The best and worst foods for skin

Here at our holistic approach to skin means we believe what you put in is just as important as what you put on.

Great skin is built on these fundamental basics:

1. Simple skincare solutions with no nasties

2. An internal supplement for optimum skin health

3. A balanced, healthy diet

The link between diet and skin

The foods you fuel your body with can either promote glowing skin or negatively affect its appearance. If you need convincing, the only proof you need that there’s a direct correlation between skin and diet is staring back at you in the mirror after a sugar laden weekend.

How long does it take for diet to show in the skin?

According to Food Coach NYC diet can show up in the skin from as little as two hours after consumption if you have undetected food sensitivity like gluten or dairy. While fried foods, sugar and alcohol generally surfaces within 12 hours.

To help you on your journey to complexion perfection, we’ve collated a list of the foods to steer clear of below.

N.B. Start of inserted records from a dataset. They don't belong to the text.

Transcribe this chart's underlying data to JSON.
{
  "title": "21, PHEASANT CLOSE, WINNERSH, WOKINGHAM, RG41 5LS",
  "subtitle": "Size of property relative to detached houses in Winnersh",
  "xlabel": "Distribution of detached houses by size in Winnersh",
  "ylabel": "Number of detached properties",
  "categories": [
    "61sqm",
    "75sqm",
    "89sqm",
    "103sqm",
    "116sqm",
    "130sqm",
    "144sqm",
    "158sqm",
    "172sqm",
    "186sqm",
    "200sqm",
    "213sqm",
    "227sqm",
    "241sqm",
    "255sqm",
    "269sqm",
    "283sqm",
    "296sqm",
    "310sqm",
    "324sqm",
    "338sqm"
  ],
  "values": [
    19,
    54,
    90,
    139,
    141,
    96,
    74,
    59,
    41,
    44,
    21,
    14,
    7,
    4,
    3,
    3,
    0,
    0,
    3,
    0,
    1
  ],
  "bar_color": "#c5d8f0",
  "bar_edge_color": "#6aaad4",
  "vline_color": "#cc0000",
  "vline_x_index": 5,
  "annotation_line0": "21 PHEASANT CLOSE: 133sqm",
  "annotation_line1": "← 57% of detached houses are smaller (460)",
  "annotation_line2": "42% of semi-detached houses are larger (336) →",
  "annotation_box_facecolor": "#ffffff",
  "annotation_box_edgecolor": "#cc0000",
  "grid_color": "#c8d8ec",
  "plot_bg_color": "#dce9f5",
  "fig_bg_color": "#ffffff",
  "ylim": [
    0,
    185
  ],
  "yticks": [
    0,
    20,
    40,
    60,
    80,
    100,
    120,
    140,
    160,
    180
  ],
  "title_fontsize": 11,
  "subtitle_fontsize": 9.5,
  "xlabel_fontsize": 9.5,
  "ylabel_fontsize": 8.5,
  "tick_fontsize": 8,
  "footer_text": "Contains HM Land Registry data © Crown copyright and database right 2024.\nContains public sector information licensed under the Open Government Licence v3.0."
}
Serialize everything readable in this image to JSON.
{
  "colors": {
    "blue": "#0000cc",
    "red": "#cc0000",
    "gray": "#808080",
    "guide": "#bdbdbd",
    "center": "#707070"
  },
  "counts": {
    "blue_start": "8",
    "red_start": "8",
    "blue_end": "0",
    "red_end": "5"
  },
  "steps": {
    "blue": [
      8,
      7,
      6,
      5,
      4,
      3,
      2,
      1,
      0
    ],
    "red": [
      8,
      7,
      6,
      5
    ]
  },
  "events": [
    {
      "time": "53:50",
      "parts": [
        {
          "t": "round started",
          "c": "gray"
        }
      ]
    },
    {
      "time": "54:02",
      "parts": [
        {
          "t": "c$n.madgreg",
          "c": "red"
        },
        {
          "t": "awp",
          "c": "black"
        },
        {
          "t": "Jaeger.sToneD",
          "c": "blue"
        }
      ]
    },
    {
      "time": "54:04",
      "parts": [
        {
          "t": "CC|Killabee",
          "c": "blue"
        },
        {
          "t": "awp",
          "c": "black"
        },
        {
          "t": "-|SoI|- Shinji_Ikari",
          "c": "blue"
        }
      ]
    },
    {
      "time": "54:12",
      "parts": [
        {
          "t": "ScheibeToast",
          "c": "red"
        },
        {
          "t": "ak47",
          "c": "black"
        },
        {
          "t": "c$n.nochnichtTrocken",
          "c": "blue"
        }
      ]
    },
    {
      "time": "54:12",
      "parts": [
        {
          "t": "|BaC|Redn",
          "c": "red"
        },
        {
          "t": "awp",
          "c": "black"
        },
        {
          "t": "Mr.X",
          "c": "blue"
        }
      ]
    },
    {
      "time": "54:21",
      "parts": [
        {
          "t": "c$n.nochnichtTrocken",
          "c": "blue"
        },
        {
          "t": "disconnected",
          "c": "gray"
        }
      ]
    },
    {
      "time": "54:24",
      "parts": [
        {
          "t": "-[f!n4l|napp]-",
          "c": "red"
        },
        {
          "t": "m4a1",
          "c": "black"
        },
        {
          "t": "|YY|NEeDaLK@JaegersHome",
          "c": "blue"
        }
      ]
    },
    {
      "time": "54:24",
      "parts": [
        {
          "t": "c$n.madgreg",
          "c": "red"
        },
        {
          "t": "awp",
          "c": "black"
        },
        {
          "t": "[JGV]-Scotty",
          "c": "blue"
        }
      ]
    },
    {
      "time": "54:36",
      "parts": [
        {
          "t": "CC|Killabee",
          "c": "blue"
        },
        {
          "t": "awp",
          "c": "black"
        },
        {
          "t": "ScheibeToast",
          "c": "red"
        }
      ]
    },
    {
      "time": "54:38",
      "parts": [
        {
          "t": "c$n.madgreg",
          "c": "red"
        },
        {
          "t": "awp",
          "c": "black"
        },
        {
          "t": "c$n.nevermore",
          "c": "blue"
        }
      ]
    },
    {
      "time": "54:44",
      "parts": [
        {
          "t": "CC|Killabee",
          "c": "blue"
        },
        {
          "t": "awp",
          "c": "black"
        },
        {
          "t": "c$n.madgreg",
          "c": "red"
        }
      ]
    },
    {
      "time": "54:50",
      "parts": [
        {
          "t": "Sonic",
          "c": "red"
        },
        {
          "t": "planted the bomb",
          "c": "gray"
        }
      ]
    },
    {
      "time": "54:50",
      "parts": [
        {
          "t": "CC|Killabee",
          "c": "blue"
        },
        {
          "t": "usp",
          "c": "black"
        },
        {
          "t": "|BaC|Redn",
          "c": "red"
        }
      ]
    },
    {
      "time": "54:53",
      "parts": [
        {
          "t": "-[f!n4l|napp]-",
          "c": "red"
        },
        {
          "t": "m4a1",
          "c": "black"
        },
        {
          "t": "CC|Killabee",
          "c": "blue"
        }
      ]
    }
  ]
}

The worst foods for your skin


Surprise, surprise…sugar is not your skin’s friend. Foods rich in sugar, particularly of the refined variety, cause the body's insulin levels to spike and can result in skin inflammation. But it’s not just your waistline affected – if you’re chasing the fountain of youth be warned: regular consumption of sugar breaks down collagen and elastin, which can lead to crow’s feet and fine lines. Collagen is also the natural protein that promotes plump and supple skin so retaining as much as possible is key for a youthful glow.


The white stuff isn’t the right stuff to keep wrinkles at bay. The maximum daily amount of salt recommended for adult New Zealanders is about 6g (2300mg sodium). That's about 1 teaspoon from all food sources. Any more than the daily recommendation can lead to high blood pressure, which can weaken the skin by affecting collagen networks. Diets high in sodium will be more prone to wrinkles, especially in thin-skinned areas like around your eyes.

High glycemic foods

You know those fries you ate over lunch? They’ll probably show up on your face too. Foods with a high glycemic index (GI) trigger blood sugar levels to rise at a rapid rate, giving you a sugar rush. A food's GI indicates the rate at which the carbohydrate in that food is broken down into glucose and absorbed from the gut into the blood. Foods with a high GI, 70 or higher, can cause inflammation in the skin which can lead to breakouts. Starchy foods such as white bread, pasta and cake are considered high glycemic and can exasperate skin conditions like acne and eczema. Even worse are fried carbohydrates as they alter the cell membrane structure, making it harder for skin cells to eliminate waste. If you're unsure of a food's glycemic level, consult the glycemic index (GI) – carbohydrates with a ranking of 55 or less are considered low GI and cause a lower and slower rise in blood glucose.

Spicy food

While not a trigger for everyone, spicy foods are a common skin sensitivity. Spicy food generates heat (obviously) so naturally it can lead to inflammation or redness in the skin. Those sensitive to spicy foods will find their blood vessels in the skin dilate, making their skin flare-up, flush and rise in temperature. Broken capillaries are also a common sign of a diet high in spice. There are obvious offenders like curry and hot sauce but watch out for less evident offenders like tomato and barbecue sauce, mustard, red capsicum and vinegar.


A few cocktails later and you may be *happy and you know it* but your skin won’t be. If your skin is on the sensitive side you might even noticed the effects immediately: redness, blotchiness and hot to touch. It’s important to re-hydrate after drinking alcohol - and not just a few glasses when you get home, you need to consistently hydrate the next day too.


Arguably skin’s worst enemy is dairy. Dairy is one of the most prominent skin aggravators, changing how testosterone and oestrogen is regulated in the body. Dairy is also often full of skin-disrupting hormones that can further imbalance your own. Try to cut down on milk, cheese, yoghurt and ice cream.

“Anti-Ageing Foods”

Thankfully there is good news when it comes to diet too. While your food choices could be wreaking havoc on your skin, the right foods could help revive it! According to new research, certain foods can help slow down the ageing process and restore that coveted youthful glow. One health and wellness expert, Dr Vincent Candrawinata, says this is because certain foods assist in the rejuvenation of our cells – and that includes skin cells.

Vitamin and mineral rich foods: fruits and vegetables like spinach, broccoli, pineapple and watermelon are rich in essential in essential nutrients.

Healthy fats: Nuts, avocado and coconut oil are all good fats brimming with anti-inflammatory omega-3’s, which can help to ward of signs of ageing.

Protein: Protein-rich foods will boost collagen production and keep skin firm and smooth. Red meat, fish and eggs are great sources of protein while tofu and legumes are best for plant-based diets.